Parameters `--skip-existing` and `--skip-existing-sessions` will skip subjects and
sessions, respectively, that already have their folders in prepared dataset.

Please, remove `sub-002` and `sub-003/ses-s01584` folders from prepared dataset:

In [None]:
shutil.rmtree(os.path.join(PREPARED_PATH, 'sub-002'))
shutil.rmtree(os.path.join(PREPARED_PATH, 'sub-003', 'ses-s01584'))

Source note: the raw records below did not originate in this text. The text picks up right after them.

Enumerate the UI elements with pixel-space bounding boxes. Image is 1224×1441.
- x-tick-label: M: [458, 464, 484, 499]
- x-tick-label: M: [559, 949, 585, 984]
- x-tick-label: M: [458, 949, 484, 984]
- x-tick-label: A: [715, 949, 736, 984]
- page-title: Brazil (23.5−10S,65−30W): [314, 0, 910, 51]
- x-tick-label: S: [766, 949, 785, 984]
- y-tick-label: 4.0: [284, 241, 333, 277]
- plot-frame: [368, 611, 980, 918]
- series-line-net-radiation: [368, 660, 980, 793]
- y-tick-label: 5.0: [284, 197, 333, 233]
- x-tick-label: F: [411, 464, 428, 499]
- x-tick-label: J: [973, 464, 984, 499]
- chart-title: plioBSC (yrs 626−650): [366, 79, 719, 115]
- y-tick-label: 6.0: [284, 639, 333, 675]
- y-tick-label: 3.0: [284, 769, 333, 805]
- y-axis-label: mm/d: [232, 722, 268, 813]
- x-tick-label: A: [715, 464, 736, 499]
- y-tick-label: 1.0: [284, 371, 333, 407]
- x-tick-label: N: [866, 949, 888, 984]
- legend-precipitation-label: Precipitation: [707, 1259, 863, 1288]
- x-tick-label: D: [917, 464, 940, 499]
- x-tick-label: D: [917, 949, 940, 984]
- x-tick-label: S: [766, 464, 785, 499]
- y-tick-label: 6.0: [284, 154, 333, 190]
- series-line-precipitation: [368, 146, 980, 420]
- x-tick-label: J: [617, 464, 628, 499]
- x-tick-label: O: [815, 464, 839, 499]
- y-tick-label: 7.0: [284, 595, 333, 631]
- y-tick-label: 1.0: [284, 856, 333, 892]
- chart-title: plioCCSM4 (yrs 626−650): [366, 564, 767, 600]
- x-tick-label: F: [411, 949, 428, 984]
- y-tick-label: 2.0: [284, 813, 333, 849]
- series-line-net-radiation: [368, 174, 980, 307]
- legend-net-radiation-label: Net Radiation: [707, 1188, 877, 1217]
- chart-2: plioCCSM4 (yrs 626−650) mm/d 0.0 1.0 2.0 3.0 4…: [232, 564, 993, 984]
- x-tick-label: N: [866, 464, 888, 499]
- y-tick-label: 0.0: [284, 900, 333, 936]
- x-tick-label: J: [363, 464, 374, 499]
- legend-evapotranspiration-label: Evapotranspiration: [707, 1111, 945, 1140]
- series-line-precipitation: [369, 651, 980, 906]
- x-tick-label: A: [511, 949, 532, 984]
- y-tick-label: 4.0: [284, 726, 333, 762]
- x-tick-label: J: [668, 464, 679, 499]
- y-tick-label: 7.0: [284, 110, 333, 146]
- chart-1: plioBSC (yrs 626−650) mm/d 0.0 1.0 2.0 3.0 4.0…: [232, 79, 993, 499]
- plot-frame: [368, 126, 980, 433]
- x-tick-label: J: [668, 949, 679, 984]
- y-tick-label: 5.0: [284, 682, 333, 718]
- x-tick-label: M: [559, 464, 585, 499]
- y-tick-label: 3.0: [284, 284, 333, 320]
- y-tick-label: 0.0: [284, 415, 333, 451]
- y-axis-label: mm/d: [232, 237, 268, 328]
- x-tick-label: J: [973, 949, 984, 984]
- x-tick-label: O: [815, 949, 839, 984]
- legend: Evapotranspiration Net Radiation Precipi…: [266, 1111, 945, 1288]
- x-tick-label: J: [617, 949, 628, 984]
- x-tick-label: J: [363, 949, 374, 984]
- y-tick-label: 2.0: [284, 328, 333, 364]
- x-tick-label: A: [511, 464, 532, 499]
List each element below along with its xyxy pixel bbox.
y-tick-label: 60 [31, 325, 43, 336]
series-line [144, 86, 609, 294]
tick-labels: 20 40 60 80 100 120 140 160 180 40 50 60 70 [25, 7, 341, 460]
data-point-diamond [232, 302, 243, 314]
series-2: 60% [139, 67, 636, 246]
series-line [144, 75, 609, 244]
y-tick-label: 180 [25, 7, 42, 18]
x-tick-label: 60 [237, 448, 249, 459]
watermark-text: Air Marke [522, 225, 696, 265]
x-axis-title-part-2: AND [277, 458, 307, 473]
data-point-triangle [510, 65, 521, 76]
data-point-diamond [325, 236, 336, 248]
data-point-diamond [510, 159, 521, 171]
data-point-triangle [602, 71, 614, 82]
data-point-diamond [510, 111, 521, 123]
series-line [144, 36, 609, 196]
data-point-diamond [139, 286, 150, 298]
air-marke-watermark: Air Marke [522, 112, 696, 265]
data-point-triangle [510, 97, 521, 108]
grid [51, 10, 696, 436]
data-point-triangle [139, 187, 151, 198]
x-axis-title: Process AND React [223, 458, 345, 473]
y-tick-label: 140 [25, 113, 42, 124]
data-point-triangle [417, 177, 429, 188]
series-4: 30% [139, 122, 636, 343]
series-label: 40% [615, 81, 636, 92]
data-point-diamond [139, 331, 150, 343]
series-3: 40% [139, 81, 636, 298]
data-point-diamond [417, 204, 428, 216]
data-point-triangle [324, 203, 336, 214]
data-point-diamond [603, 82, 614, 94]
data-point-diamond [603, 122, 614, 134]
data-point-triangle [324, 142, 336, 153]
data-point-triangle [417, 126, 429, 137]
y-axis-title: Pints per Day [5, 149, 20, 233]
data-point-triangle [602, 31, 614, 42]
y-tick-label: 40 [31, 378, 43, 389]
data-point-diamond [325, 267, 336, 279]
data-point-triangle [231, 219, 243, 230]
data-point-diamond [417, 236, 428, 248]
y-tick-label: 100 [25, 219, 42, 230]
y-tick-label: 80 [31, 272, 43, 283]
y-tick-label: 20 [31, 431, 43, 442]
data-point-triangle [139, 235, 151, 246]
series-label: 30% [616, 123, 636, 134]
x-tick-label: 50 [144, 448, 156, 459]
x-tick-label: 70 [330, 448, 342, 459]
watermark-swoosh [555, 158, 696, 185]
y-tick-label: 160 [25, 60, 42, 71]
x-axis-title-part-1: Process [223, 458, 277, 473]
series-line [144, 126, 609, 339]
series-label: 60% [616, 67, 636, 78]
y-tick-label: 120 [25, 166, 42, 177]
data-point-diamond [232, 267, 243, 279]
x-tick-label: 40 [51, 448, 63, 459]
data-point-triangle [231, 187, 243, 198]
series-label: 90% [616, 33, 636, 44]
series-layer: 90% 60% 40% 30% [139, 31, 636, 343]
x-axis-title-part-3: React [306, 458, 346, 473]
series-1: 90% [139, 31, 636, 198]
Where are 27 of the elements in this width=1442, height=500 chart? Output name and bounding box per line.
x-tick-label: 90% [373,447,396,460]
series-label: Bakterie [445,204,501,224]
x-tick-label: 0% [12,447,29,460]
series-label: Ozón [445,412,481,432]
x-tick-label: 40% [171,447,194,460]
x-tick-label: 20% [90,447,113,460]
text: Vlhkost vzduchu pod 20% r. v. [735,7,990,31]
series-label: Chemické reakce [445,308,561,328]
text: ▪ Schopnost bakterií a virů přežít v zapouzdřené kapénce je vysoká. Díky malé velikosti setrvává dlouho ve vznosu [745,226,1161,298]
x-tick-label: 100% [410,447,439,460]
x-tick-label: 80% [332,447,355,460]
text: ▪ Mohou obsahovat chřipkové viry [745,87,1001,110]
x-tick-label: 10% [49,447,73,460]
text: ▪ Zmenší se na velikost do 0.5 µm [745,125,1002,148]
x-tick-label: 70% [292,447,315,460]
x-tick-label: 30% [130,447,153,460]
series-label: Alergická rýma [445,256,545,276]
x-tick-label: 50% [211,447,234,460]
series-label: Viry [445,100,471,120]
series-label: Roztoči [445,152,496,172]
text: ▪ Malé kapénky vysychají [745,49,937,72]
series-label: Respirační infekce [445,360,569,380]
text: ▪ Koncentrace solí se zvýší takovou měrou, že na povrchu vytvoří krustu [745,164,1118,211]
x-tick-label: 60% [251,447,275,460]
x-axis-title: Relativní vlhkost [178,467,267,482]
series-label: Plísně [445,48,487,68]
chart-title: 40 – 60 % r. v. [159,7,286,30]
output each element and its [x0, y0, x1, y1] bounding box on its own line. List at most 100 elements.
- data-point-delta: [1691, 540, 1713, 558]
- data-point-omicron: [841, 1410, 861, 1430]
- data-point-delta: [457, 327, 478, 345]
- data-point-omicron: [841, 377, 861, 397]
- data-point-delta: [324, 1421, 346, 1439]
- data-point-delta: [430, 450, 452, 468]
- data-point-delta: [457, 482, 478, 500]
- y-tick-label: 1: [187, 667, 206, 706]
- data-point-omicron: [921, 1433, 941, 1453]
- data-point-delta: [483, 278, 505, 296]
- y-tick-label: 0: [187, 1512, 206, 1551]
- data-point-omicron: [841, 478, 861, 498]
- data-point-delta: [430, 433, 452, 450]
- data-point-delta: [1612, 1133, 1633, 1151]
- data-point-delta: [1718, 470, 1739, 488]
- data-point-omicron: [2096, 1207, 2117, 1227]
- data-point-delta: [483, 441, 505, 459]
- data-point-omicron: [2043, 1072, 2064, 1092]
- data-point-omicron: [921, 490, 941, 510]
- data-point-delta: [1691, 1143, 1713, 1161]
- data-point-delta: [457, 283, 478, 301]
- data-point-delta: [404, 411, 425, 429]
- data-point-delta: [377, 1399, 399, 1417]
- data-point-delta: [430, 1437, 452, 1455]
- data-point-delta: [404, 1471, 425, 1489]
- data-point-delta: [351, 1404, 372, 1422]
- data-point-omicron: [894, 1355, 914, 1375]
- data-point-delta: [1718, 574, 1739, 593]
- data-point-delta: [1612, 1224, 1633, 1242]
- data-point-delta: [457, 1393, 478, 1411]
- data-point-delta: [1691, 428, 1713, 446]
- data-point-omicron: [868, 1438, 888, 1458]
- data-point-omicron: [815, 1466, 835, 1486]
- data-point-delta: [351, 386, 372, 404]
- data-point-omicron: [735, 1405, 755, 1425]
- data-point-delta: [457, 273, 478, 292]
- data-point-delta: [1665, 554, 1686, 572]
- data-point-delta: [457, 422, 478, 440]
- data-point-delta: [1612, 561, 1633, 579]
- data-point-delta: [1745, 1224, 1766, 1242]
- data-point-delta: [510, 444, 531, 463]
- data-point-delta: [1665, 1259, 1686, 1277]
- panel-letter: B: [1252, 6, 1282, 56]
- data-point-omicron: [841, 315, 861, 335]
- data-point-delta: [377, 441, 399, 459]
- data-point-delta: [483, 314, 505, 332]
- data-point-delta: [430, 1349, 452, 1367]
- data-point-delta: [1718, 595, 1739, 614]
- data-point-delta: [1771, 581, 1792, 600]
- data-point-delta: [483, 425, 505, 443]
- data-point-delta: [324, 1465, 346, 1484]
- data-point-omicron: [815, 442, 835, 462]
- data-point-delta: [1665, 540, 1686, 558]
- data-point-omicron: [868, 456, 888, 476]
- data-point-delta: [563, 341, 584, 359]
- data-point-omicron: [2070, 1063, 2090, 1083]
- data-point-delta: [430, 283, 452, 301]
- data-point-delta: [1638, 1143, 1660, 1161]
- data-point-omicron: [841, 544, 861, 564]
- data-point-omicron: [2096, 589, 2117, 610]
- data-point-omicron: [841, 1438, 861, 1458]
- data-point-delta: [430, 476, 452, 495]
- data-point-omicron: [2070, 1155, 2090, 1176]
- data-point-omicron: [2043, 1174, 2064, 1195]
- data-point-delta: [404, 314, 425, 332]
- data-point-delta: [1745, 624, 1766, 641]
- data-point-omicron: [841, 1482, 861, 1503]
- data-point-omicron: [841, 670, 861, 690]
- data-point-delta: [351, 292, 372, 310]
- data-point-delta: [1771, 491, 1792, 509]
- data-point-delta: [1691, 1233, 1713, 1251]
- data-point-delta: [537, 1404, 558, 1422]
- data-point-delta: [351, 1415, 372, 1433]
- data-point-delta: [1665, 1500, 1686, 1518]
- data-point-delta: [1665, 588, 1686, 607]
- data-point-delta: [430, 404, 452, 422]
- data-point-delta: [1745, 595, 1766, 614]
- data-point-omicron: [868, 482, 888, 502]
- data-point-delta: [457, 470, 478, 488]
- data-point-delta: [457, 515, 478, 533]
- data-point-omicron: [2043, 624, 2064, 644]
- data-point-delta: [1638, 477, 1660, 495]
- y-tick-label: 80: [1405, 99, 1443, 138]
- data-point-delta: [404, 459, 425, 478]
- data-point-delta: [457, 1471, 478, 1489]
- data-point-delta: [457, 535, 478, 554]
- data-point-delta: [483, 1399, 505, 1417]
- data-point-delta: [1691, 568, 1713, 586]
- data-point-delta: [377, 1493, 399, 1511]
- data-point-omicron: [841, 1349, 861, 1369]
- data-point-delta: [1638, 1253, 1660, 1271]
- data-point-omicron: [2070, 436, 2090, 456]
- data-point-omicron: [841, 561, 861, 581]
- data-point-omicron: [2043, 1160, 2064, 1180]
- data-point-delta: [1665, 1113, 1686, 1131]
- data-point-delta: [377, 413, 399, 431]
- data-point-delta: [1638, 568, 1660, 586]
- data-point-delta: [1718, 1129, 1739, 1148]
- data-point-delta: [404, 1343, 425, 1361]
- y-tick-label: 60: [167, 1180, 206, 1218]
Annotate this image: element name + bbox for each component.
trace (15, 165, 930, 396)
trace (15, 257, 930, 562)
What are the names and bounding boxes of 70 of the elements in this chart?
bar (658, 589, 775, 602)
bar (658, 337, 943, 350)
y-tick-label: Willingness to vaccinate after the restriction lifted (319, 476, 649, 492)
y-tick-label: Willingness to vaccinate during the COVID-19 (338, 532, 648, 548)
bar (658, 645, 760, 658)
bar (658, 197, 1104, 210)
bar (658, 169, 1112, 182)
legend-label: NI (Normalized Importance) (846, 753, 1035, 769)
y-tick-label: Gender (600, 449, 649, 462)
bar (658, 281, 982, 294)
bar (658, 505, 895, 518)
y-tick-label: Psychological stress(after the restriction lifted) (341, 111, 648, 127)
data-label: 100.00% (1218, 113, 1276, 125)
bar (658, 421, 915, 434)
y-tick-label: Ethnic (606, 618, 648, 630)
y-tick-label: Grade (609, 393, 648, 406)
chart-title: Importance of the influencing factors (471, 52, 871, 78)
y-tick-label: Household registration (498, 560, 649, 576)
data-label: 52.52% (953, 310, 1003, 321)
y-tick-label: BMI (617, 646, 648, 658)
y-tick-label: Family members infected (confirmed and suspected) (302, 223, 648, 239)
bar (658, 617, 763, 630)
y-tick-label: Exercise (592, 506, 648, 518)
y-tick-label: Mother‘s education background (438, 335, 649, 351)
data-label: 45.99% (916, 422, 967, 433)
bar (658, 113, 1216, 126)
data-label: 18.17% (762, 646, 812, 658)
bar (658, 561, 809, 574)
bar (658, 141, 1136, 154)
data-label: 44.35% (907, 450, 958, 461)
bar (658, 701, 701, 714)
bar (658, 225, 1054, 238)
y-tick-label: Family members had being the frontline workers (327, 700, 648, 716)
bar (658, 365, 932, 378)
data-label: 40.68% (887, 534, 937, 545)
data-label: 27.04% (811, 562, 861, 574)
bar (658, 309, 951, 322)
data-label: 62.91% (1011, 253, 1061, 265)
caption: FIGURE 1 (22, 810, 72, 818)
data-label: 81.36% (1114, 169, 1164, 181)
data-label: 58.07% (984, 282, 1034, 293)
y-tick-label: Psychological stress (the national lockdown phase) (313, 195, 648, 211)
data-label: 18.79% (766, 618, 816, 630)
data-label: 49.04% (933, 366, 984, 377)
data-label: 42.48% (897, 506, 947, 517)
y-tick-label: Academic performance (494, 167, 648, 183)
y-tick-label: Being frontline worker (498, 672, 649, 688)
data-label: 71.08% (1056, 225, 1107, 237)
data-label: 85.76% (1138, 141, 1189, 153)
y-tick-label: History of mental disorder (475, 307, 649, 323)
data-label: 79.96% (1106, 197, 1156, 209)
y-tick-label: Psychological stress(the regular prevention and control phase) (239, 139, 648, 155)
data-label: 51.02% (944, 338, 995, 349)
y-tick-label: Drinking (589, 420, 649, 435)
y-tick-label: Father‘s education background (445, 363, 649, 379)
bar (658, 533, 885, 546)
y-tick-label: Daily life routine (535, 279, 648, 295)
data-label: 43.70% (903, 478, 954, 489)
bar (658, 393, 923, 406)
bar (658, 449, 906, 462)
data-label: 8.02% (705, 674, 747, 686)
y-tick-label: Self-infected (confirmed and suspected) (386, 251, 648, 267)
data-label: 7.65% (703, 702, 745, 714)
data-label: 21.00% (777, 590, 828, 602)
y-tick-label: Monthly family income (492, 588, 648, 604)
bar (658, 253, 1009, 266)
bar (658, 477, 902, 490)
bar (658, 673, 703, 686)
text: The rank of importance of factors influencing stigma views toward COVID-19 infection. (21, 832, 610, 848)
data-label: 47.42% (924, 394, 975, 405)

Then run the `prepare` step asking to skip existing subjects:

In [None]:
bidsme.prepare(SOURCE_PATH, PREPARED_PATH,
               part_template=os.path.join(RESOURCES_PATH, "participants.json"),
               data_dirs={"nii": "MRI"},
               sub_skip_dir=True)
bidsme.tools.info.reporterrors(logger)
bidsme.tools.info.reseterrors(logger)

> **CLI:** `bidsme prepare <source> <destination> -r "nii=MRI" --skip-existing`

The `sub-002` folder should now be recreated in prepared dataset,
but session `ses-s01584` are still missing, because subject `sub-003`
already has been processed:

In [None]:
!ls $PREPARED_PATH
!ls $PREPARED_PATH/sub-003

Running next command should restore missing session:

In [None]:
bidsme.prepare(SOURCE_PATH, PREPARED_PATH,
               part_template=os.path.join(RESOURCES_PATH, "participants.json"),
               data_dirs={"nii": "MRI"},
               ses_skip_dir=True)
bidsme.tools.info.reporterrors(logger)
bidsme.tools.info.reseterrors(logger)

> **CLI:** `bidsme prepare <source> <destination> -r "nii=MRI" --skip-existing-session`

All sessions should be skipped:
```
prepare(319) - INFO Skipping session 'ses-s01512'
```
except the `ses-s01584`:
```
prepare(59) - INFO Processing: sub 'sub-003', ses 'ses-s01584' (41 files)
```

And the session `ses-s01584` is in it's place:

In [None]:
!ls $PREPARED_PATH/sub-003

## 4 - Prepared dataset

If all steps above was succesful, we should have a newly created "prepared" dataset,
which contains all four processed subjects, and demographics table `participants.tsv`:

In [None]:
!ls $PREPARED_PATH

For now, each subject has the same id, as the name of folder in the source dataset,
and the `participants.tsv` table remains unfilled.
The subject names can be changed and the table can be filled by using plug-ins,
as described in [advanced prepare tutorial](04-advanced-preparation.ipynb).

Going down one level, each subject folder should contain three sessions,
with criptic names, which again can be renamed using plugins:

In [None]:
!ls $PREPARED_PATH/sub-003

Finally, in eachsession folder, you can see a modality folder `MRI`, containing
a list of MRI sequences acquired during one session: 

In [None]:
!ls $PREPARED_PATH/sub-003/ses-s01599/MRI

Based on this structure, in the [next tutorial](02-basic-mapping.ipynb),
we will configure the `bidsme`, so it could bidsify the dataset.